Whew! With those terms in mind, its important to note that while A-IdM has been the growth area in identity for the past five years (and is continuing to grow), N-IdM has emerged in the last few years as the new growth kid on the block.
Here's the rub: A-IdM and N-IdM have traditionally been controlled, implemented and adminstered by different functional roles within the enterprise -- with folks responsible for applications being concerned with A-IdM, while the "network guys" worry about "N-Idm." However, "identity" as an organizing paradigm that is spreading through the entire network (both internal and external to the enterprise) doesn't make these kinds of distinctions.
Which, of course, leads us to that all-too-familiar topic of "convergence."
We've been watching for early signs of A-IdM and N-IdM convergence, and when I was recently briefed by Apere, I got my first glimpse.
Apere recently released their "Rapid Connector" framework -- an appliance aimed at getting enterprises up and running (no matter what their applications are) on Apere's IMAG ("Identity Managed Access Gateway") appliance. Now, I don't mean to downplay this product release, but the thing that *really* stood out for me as Apere's CEO took me through the briefing was the fact that their implementations are actually *bridging* the application and network layers. Convergence!

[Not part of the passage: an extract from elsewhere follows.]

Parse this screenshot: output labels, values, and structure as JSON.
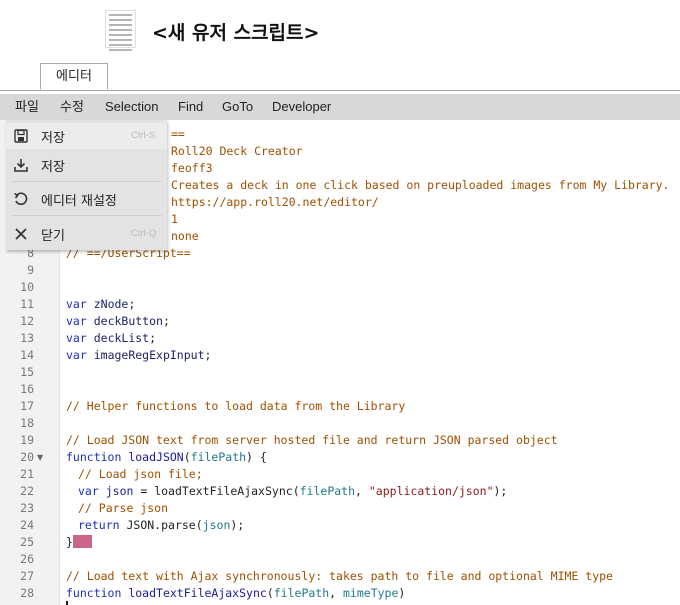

This move is quite significant in the grand scheme of things, as Apere is beginning to discover *where* and *how* this convergence of the application and network layers is valuable. The answer shouldn't be surprising - its at the mid-size enterprise level -- at companies that don't have the need or desire (read: budget) for a full-blown A-IdM system. Accordingly, Apere is quickly building a customer base in the healthcare industry -- a vertical that's ripe for this kind of product.

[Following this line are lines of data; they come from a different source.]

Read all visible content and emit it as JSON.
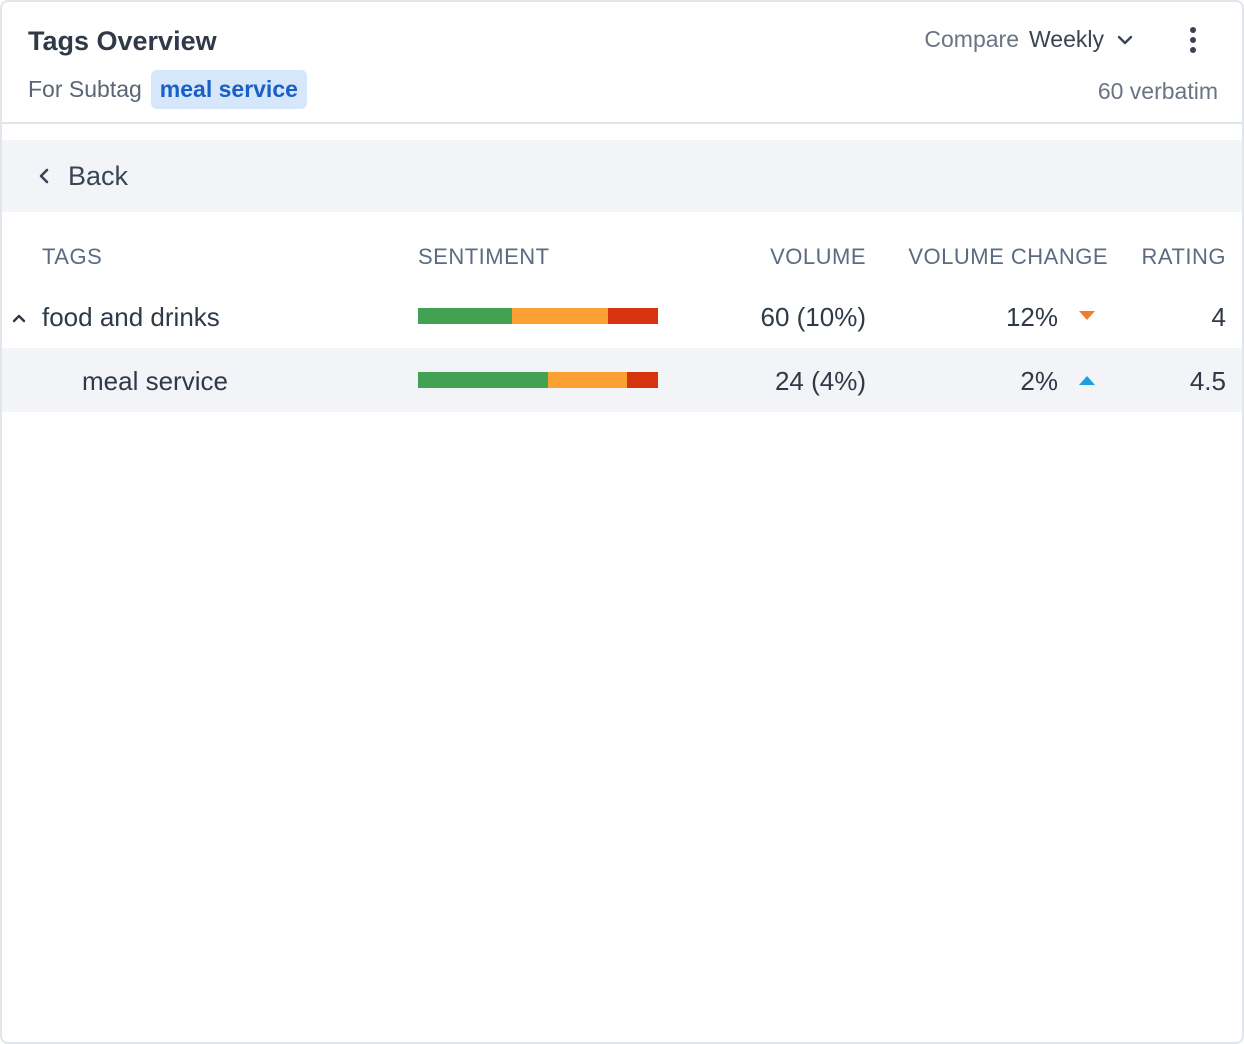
{
  "header": {
    "title": "Tags Overview",
    "subtag_label": "For Subtag",
    "subtag_chip": "meal service",
    "compare_label": "Compare",
    "compare_value": "Weekly",
    "verbatim_count": "60 verbatim"
  },
  "back": {
    "label": "Back"
  },
  "table": {
    "columns": [
      "TAGS",
      "SENTIMENT",
      "VOLUME",
      "VOLUME CHANGE",
      "RATING"
    ],
    "rows": [
      {
        "tag": "food and drinks",
        "sentiment": {
          "positive": 0.39,
          "neutral": 0.4,
          "negative": 0.21
        },
        "volume": "60 (10%)",
        "volume_change": "12%",
        "change_direction": "down",
        "rating": "4"
      },
      {
        "tag": "meal service",
        "sentiment": {
          "positive": 0.54,
          "neutral": 0.33,
          "negative": 0.13
        },
        "volume": "24 (4%)",
        "volume_change": "2%",
        "change_direction": "up",
        "rating": "4.5"
      }
    ]
  },
  "colors": {
    "positive": "#43a153",
    "neutral": "#fba133",
    "negative": "#d5340f",
    "trend_down": "#f07d2c",
    "trend_up": "#1aa0dc",
    "chip_bg": "#d6e6fb",
    "chip_text": "#1a5fc4"
  },
  "icons": {
    "compare_dropdown": "chevron-down-icon",
    "menu": "kebab-menu-icon",
    "back": "chevron-left-icon",
    "expand": "chevron-up-icon"
  }
}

Will Apere's products spur on changes with the giants in the A-IdM space? After all, folks like BMC and IBM have been targeting the mid-level enterprise for over a year. I'm betting that it will. Mid-size enterprise don't think in terms of the application layer and the network layer, they think in terms of solving a problem quickly and at the right price point.
More broadly, all of this points to how identity is now moving "downstream," as it becomes a standard piece in the architecture of mid-size companies. And that, my friends, tells us that the identity marketplace is maturing and about to hit a really significant growth spurt.